Seth Earley: What advice would you give to organizations that are trying to figure out their AI strategy right now?
Mark Anderson: I think the key is to understand what problem you're trying to solve. If you need better communication, better customer service, better content generation, LLMs are great for that. But if you need genuine discovery, if you have complex data and you're trying to find patterns that lead to breakthroughs, that's where pattern discovery comes in. Don't just adopt AI because everyone else is doing it. Understand your specific problem, and then find the right tool for that problem.
And I would say, test things. We have a freemium model specifically so people can bring their hardest problems and see if pattern discovery works for them. We're confident it will, but we want people to prove it to themselves. Bring your most difficult data problem, the one that you've been working on for months or years without success, and see if we can solve it in hours or minutes.
Seth Earley: That's a great approach. Any final thoughts as we wrap up?
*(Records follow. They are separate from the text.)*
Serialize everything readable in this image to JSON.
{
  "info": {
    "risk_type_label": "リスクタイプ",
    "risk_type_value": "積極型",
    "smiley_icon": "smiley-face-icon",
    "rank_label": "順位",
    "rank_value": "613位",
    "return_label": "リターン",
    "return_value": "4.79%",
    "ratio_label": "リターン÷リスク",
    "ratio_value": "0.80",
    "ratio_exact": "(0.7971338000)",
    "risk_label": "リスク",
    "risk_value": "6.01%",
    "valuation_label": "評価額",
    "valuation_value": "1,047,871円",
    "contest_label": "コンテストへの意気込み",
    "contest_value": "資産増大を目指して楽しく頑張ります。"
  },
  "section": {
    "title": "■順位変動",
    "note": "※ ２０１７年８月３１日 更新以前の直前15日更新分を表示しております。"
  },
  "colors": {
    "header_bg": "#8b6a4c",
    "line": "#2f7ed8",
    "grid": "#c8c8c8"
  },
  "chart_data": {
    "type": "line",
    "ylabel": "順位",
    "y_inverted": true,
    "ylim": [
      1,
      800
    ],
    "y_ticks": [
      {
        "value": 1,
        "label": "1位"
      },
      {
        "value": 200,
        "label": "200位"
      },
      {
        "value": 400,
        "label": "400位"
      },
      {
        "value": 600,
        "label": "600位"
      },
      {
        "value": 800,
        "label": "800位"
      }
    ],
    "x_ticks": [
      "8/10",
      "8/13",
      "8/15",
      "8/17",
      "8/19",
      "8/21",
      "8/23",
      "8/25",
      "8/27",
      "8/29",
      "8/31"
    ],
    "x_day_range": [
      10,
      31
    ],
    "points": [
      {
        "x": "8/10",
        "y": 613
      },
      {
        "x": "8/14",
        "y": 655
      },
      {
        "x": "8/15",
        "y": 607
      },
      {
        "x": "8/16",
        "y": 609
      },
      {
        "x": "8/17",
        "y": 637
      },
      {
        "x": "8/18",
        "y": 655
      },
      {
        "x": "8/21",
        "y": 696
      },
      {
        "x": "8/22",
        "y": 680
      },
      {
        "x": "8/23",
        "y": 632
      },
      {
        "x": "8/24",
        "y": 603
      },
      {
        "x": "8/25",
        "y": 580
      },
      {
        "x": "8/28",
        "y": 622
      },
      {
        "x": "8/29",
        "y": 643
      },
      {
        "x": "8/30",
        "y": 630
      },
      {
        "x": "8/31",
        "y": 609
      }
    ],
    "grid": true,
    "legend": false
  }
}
Mark Anderson: I think we're at an inflection point in AI. Everyone's focused on LLMs right now, and that's fine. They're useful tools. But there's a whole other dimension of AI that's about genuine discovery. About finding things that have never been found before. And that's what Pattern Computer is about. We're not trying to make existing processes 10% better. We're trying to find patterns that lead to discoveries that change everything. That save lives with new cancer drugs, that create competitive advantages for businesses, that solve problems that have been unsolved for decades.
And the exciting thing is that this technology is now available to anyone. You don't need to be a Fortune 500 company. You don't need a team of PhDs. You can go to our website, upload your data, and start making discoveries. That's powerful. And I think it's going to change a lot of industries over the next few years.
Seth Earley: Well, Mark, thank you so much for your time today. This has been fascinating. And for our listeners, if you want to learn more about Pattern Computer and the Pattern Discovery Engine, you can visit patterncomputer.com or connect with Mark on LinkedIn. Thanks for tuning in to the Earley AI Podcast, and we'll see you next time.
Mark Anderson: Thanks, Seth. Great talking with you.